Şimdi çevremizde gördüğümüz ve yaşadığımız yılbaşı promosyon çılgınlığının Antropolog Mauss’un gözlemleri sonucu tarif ettiği hediye ekonomisi özelliklerine uyup uymadığına bir bakalım.

Müşterilerinize yolladığınız hediyeler onlarla aranızda bir ilişki yaratıyor mu?
Eğer gönderdiğiniz kişi hediye aldığının farkına varıyorsa bir ilişki yaratabilirsiniz. Mesela hediye o kişinin adına mı gidiyor, yoksa isimsiz olarak şirket geneline mi dağılıyor? Gönderilen hediye veya hediyeler ayrışacak biçimde paketlenmiş mi, yoksa bir miktar hediye bir kolinin içinde kapıya mı bırakılmış? Burada önemli olan nokta hediyeyi alan kişinin kişi olarak hatırlandığını hissetmesidir. Bu nedenle hediye gönderimi mümkün olduğunca kişiselleştirilmiş olmalıdır.

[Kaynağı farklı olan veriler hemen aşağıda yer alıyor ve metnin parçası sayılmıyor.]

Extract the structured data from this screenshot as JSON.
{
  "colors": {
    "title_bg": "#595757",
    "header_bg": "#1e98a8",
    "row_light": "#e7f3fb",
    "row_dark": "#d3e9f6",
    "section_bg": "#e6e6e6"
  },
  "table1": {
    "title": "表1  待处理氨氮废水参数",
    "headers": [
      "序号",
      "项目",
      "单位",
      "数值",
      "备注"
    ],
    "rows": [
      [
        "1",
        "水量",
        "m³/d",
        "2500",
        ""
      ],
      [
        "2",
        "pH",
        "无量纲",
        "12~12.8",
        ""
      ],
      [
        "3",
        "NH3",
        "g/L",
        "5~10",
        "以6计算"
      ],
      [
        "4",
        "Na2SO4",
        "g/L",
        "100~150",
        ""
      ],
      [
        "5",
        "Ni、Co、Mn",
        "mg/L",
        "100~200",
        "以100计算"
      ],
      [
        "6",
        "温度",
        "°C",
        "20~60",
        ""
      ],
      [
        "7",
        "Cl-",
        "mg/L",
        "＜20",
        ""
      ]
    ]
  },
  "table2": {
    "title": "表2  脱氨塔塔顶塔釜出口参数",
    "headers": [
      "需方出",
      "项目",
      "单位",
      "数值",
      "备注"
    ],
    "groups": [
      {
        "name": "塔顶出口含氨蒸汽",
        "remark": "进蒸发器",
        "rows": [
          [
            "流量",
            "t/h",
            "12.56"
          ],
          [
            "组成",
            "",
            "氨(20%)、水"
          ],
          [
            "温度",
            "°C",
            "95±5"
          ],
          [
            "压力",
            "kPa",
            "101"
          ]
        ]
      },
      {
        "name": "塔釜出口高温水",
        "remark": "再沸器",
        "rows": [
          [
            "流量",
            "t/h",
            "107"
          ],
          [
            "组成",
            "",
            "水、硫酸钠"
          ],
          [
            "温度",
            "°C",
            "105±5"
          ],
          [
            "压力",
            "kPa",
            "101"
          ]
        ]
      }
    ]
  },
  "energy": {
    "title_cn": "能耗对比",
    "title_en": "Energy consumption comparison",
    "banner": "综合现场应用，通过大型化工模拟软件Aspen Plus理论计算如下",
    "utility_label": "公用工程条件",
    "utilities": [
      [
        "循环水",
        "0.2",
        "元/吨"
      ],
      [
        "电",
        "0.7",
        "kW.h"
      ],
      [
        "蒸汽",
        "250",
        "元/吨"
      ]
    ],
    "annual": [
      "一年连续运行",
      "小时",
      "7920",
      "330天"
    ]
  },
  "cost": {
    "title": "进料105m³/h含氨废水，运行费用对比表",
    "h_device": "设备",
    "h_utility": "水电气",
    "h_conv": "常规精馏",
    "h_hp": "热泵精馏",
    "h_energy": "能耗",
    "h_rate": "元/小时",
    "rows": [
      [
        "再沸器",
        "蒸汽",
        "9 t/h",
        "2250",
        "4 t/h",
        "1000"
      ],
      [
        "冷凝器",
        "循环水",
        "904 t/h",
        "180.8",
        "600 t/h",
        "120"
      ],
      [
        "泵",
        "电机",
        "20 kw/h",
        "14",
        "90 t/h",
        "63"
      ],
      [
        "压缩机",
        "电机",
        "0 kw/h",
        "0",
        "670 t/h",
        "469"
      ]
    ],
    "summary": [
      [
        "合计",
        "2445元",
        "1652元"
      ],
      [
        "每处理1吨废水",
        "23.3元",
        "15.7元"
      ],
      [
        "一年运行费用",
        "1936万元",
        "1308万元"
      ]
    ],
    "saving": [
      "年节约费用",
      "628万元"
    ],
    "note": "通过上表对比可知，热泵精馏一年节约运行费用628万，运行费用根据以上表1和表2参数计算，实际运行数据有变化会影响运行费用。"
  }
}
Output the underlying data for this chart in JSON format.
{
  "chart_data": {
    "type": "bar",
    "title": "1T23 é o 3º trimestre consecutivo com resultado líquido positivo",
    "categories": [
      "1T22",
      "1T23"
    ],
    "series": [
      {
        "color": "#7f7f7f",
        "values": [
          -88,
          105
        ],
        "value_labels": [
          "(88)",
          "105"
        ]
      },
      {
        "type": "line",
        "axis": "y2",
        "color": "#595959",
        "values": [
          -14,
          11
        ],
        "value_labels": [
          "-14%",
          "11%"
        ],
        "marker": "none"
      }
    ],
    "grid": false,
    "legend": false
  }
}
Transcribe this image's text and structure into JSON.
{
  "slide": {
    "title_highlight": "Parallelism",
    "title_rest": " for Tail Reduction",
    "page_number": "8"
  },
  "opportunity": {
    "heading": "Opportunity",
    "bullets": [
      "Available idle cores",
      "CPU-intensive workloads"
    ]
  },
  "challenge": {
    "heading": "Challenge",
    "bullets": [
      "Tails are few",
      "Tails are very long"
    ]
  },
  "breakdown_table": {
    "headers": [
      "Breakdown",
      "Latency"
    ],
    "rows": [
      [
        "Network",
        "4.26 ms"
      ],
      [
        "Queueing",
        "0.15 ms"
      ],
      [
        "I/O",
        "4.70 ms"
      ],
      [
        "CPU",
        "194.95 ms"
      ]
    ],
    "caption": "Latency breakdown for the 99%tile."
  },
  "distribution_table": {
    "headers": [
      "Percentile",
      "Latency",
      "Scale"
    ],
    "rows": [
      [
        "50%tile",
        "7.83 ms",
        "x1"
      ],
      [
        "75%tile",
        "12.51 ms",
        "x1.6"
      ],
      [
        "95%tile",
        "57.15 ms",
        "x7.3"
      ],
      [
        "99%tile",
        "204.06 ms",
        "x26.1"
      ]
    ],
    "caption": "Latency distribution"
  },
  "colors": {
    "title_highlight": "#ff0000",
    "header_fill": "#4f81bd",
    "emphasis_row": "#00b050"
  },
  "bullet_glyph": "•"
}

Hediyeniz şirketinizle verdiğiniz kişi arasında bir bağ kuruyor mu?
İşte hediye seçmenin en zor yanı! Hediyeyi verdiğiniz kişiyle aranızda bir bağlantı oluşması, alan kişinin hediyenizi kullanmasına bağlıdır. Hediyeniz kullanılıyorsa hatırlanırsınız ve bir bağ kurabilirsiniz. Şirketlerin çoğunun yaptığı gibi eğer hediyenizi doğru seçmediyseniz ve doğru kategorilere ayırmadıysanız bir bağlantı kurmanız mümkün olmaz ve harcadığınız bütçe büyük ölçüde boşa gider. Bunun için sorulacak esas soru: “Göndereceğim kişi bunu kullanır mı?” olmalıdır. Şirketlerin şu son 3-4 hafta içinde birbirlerine gönderdiği milyonlarca ajanda, takvim ve kalemin gönderilen kişiler tarafından başka birilerine verildiğini, müşteriyle bağ kurma fonksiyonunu yerine getiremediğini üzülerek görüyoruz.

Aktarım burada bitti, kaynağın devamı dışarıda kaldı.